Zereges Zereges - 2 months ago 18
C Question

Why do C fundamental types have identifiers with multiple keywords

Apart from obvious answer because, guys designed it that way, why does C/C++ have types, which consist of multiple identifiers, e.g.


  • long long (int)

  • short int

  • signed char



A do have some basic knowledge of parsing and have used flex/bison tools to make few parsers and I think, that this bring much more complexity to parsing type names. And looking on C++ grammar in standard, everything about types really is complicated.

I know, that C++ (also C, I believe) do not specify much about sizes of fundamental data types, thus making types
int_8
,
uint_8
, etc. would not work (Altough c++11 gave us fixed width integers).

So, why did developers of standard agreed on multi-word type identifiers, when they could make
int
,
uint
and similar.

Answer

Speaking in terms of C, why did the developers of the standard agree on multi-word identifiers? It's because that was what the language had at the time of standardisation.

The mandate for the original standard was not to create a new language but to codify existing practice. As per the C89 standard itself:

The Committee evaluated many proposals for additions, deletions, and changes to the base documents during its deliberations. A concerted effort was made to codify existing practice wherever unambiguous and consistent practice could be identified. However, where no consistent practice could be identified, the Committee worked to establish clear rules that were consistent with the overall flavor of the language.

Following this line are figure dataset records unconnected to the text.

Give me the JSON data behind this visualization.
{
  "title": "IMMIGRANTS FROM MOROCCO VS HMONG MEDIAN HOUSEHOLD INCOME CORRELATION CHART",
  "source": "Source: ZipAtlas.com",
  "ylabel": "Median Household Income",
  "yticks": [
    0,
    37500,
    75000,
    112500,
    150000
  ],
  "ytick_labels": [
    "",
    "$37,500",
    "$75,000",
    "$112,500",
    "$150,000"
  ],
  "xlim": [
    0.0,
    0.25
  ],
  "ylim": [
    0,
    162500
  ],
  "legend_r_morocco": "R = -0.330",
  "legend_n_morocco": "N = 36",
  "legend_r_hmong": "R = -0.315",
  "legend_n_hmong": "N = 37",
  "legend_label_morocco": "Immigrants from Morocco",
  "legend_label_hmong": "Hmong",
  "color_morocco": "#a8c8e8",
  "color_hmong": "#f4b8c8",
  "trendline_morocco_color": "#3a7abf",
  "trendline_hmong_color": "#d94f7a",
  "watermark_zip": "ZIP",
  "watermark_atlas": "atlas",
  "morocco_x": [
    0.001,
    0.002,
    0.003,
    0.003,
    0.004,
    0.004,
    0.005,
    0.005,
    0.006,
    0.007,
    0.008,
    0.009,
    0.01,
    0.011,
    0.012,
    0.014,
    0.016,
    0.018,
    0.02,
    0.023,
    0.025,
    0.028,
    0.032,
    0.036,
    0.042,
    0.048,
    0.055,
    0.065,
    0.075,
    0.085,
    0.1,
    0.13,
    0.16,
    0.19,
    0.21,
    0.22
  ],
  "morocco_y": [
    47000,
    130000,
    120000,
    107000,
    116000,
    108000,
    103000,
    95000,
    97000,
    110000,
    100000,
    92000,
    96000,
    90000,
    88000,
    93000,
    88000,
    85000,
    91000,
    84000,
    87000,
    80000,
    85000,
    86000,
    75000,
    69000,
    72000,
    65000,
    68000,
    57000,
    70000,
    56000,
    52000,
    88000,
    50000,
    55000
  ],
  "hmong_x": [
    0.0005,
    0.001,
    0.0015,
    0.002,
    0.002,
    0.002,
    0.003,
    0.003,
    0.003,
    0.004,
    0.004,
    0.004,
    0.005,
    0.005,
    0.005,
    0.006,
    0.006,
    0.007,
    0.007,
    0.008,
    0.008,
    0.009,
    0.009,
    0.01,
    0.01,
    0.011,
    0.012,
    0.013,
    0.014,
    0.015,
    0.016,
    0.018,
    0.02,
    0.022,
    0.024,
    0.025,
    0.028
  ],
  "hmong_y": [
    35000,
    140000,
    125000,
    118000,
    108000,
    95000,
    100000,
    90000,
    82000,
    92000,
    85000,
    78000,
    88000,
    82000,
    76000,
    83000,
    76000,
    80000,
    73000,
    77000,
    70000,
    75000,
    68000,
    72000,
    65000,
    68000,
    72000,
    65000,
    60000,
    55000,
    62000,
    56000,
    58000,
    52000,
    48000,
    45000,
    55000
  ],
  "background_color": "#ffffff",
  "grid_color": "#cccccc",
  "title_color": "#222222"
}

And, from the C99 rationale document:

The original X3J11 charter clearly mandated codifying common existing practice, and the C89 Committee held fast to precedent wherever that was clear and unambiguous. The vast majority of the language defined by C89 was precisely the same as defined in Appendix A of the first edition of The C Programming Language by Brian Kernighan and Dennis Ritchie, and as was implemented in almost all C translators of the time.

Beyond that, each iteration of the standard has valued backward compatibility highly so that code doesn't break. From that same rationale document:

Existing code is important, existing implementations are not. A large body of C code exists of considerable commercial value. Every attempt has been made to ensure that the bulk of this code will be acceptable to any implementation conforming to the Standard. The C89 Committee did not want to force most programmers to modify their C programs just to have them accepted by a conforming translator.

So, while later versions of the standard gave us things like stdint.h with its fixed width integral types, taking away the standard ones like int and long would be a gross violation of that guideline.


In terms of C++, it's almost certainly a holdover from the earliest days of that language where it was put forward as "C plus classes". In fact, the very early cfront C++ compiler was so named because it took C++ source code and turned that into C before giving it to a suitable C compiler (i.e., a front end for C, hence cfront).

This would have allowed the original author Bjarne to minimise the workload in delivering C++ since the bulk of it was already provided by the C compiler itself.


In terms of parsing a language, it's certainly more difficult to have to process unsigned long int x (a) than it is to handle ulong x.

But, given that the compiler already has to handle a large number of optional "modifiers/specifiers" for a variable (e.g., const char * const x), handling a few others is par for the course.


(a) Or int long unsigned x or long unsigned x or any of the other type specifiers that end up becoming the singular unsigned long int type. See here for more details.